Оправдание человека сочетается в творчестве Аввакума, как и во всей демократической литературе, с опрощением художественной формы, стремлением к просторечию, отказом от традиционных способов идеализации человека.
Ценность чувства, непосредственности, внутренней, душевной жизни человека была провозглашена Аввакумом с исключительной страстностью. Сочувствие или гнев, брань или ласка – все спешит излиться из-под его пера. «Ударить душу перед богом»[444]
– вот единственное, к чему он стремится. Ни композиционной стройности, ни тени «извития словес» в изображении человека, ни привычного в древнерусской учительной литературе «красноглаголания» – ничего, что стесняло бы его непомерно горячее чувство во всем, что касается человека и его внутренней жизни. Нередкая в творчестве Аввакума церковная риторика не коснулась изображения человека. Ни один из писателей русского Средневековья не писал столько о своих чувствах, как Аввакум. Он тужит, печалится, плачет, боится, жалеет, дивится и т. д. В его речи постоянны замечания о переживаемых им настроениях: «ох, горе мне!»[445], «грустко гораздо»[446], «мне жаль…»[447]. И сам он, и те, о ком он пишет, то и дело вздыхают и плачут: «…плачютъ миленькие, глядя на нас, а мы на них»[448]; «умному человеку поглядеть, да лише заплакать, на них глядя»[449]; «плачючи кинулся мне в карбас»[450]; «и все плачют и кланяются»[451]. Подробно отмечает Аввакум все внешние проявления чувств: «сердце озябло и ноги задрожали»[452]. Так же подробно описывает он поклоны, жесты, молитвословия: «бьет себя и охает, а сам говорит»[453]; «и он, поклоняся низенко мне, а сам говорит: „спаси бог“»[454].Он стремится вызвать к себе сочувствие читателей, жалуется на свои страдания и горести, просит прощения за свои грехи, описывает все свои слабости, в том числе и самые будничные.
Нельзя думать, что это оправдание человека касается только самого Аввакума. Даже враги, даже его личные мучители изображаются им с симпатией к их человеческим страданиям.

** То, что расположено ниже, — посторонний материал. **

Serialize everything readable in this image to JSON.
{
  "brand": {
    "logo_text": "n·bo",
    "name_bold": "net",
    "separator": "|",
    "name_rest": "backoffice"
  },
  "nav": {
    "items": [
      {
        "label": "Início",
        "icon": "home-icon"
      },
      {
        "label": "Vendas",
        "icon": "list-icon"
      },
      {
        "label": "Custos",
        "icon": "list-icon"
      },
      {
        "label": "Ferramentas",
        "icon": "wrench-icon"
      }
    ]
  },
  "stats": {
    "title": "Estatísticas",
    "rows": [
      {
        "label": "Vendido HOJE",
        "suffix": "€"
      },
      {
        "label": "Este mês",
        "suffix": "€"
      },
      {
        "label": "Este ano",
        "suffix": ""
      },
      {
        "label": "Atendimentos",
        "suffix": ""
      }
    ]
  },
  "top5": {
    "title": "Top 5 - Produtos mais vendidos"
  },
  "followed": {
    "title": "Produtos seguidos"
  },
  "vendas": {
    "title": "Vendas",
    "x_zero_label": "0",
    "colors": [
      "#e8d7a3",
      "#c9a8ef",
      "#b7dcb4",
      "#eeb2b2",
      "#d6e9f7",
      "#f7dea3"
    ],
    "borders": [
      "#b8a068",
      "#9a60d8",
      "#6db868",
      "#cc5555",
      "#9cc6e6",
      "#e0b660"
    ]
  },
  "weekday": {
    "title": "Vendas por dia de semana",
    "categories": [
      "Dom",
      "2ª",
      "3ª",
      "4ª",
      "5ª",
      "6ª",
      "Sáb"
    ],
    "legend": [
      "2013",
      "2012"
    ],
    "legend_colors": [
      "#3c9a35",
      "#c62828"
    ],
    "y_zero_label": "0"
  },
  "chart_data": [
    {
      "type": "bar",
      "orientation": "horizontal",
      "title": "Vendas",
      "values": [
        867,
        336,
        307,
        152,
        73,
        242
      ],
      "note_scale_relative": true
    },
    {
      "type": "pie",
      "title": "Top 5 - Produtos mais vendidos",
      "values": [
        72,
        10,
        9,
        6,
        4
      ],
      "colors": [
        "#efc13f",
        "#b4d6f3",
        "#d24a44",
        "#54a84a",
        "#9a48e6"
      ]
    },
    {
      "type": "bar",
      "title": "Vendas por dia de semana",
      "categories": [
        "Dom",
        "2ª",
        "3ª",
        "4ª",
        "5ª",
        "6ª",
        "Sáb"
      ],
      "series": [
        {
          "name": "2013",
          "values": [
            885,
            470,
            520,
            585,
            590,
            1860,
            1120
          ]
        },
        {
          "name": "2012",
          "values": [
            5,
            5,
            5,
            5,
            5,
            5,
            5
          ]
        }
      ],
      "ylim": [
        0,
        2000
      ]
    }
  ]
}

Вчитайтесь только в замечательную картину страданий Аввакума на Воробьевых горах: «Потом полуголову царь прислал со стрелцами, и повезли меня на Воробьевы горы; тут же – священника Лазаря и старца Епифания, обруганы и острижены, как и я был прежде. Поставили нас по разным дворам; неотступно 20 человек стрельцов, да полуголова, да сотник над нами стояли – берегли, жаловали, и по ночам с огнем сидели, и на двор с…ть провожали. Помилуй их Христос!
Сочувствие к своим мучителям было совершенно несовместимо со средневековыми приемами изображения человека в XI–XVI вв. Это сочувствие стало возможно благодаря проникновению писателя в психологию изображаемых лиц. Каждый человек для Аввакума – не абстрактный персонаж, а живой, близко ему знакомый. Аввакум хорошо знает тех, о ком он пишет. Они окружены вполне конкретным бытом. Он знает, что его мучители только выполняют свою стрелецкую службу, и поэтому не сердится на них.
Мы видели уже, что изображение личности вставлено в бытовую рамку и в других произведениях русской литературы XVII в. – в «Житии Ульянии Осорьиной», в «Повести о Марфе и Марии». В демократической литературе бытовое окружение отчетливо ощущается в «Повести о Ерше Ершовиче», в «Повести о Шемякином суде», в «Службе кабаку», в «Повести о попе Савве», в «Сказании о крестьянском сыне», в «Стихе о жизни патриарших певчих» и др. Во всех этих произведениях быт служит средством опрощения человека, разрушения его средневековой идеализации.
В отличие от всех этих произведений, приверженность к быту достигает у Аввакума совершенно исключительной силы. Вне быта он вовсе не представляет себе своих персонажей. Он облекает в бытовые формы вполне общие и отвлеченные представления.